A9. Ils arrivent

39 8 9
                                    

"Ils arrivent."
Je connais le poids de cette phrase, je sais parfaitement ce qu'elle signifie. L'homme qui vient de la prononcer m'a prévenu, il y a des semaines, qu'il la dirait. Il m'a montré précisément l'endroit où je devais me cacher s'il venait à la prononcer. Ce n'est pas mon père, il a été mon sauveur lorsque je suis arrivée ici, en cachette.
Je m'empresse donc d'aller me réfugier dans le placard. Ils m'ont assuré que c'était la cachette la plus sûre en cas d'alerte. Il y a de la nourriture et de l'eau, ainsi qu'une couverture, je peux tenir deux jours au maximum. J'ai une clef pour ouvrir et fermer la porte de l'intérieur, c'est étrange mais cela fonctionne vraiment. Je disparaît dans le passage secret comme j'aime l'appeler et je ne dis plus rien. Puis, j'entends des bruits.
Des hommes arrivent, ils ont une voix grave et parlent avec un drôle d'accent. Même si je ne les vois pas, ils me font peur, alors je reste silencieuse. Ils parlent d'arrestation, de trahison et de haine nier leur pays. Cela me semble bizarre puisqu'à chaque fois que ces gens me parlaient de la France, ils n'en disaient que du bien. Quelques minutes plus tard, j'entends un grand fracas... puis plus rien.
Je ne dois sortir que deux jours après être entrée, c'est ma première instruction.
C'est amusant, j'ai l'impression de jouer à cache-cache. Je m'assois dans le fond de mon placard et me raconte des histoires dans ma tête pour ne pas faire de bruit. Je compte les jours, je mange, je bois, je dors, je m'ennuie. Puis, quand vient le soir du deuxième jour, je tiens l'oreille et sors.

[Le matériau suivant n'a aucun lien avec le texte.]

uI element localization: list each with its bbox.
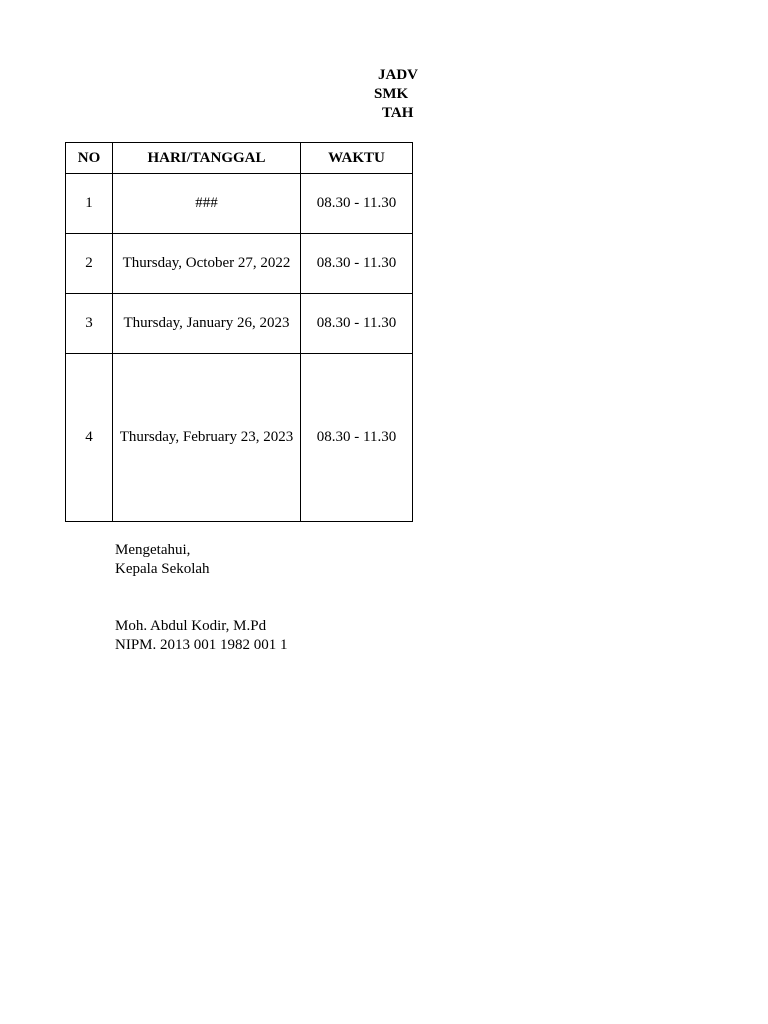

Il fait nuit et la jolie maison de Normandie est en bazar, Maman et papa n'aimeraient pas cela.
Je me souviens de ma deuxième instruction qui était d'écouter la radio qui était avec moi dans le placard. J'allume le poste et cherche la station comme Paul et Marie m'ont apprit.
"Les français parlent aux français. Veuillez écouter tout d'abord quelques messages personnels :" les sanglots longs des violons de l'automne blessent mon cœur d'une langueur monotone." Je répète, blessent mon cœur d'une langueur monotone. "
J'éteins alors la radio. Je connais le poids de cette phrase et tout ce qu'elle signifie.
Nous sommes en Juin 1944 et ils arrivent.

----------

Cet aléatoire vous a-t'il plut ?
Parce qu'il a été un peu plus long à écrire que les autres étant donné qu'il y a eu quelques recherches au sujet du débarquement. Je trouvais cela intéressant de voir la guerre à travers le regard d'une petite fille (même si ce n'est pas précisé, on s'en doute) qui se cache. Et c'est surtout la fin de l'occupation nazie puisqu'elle assiste au message qui indique le débarquement. De plus, j'aime beaucoup ce poème de Verlaine, allez le lire si vous voulez, il est très joli.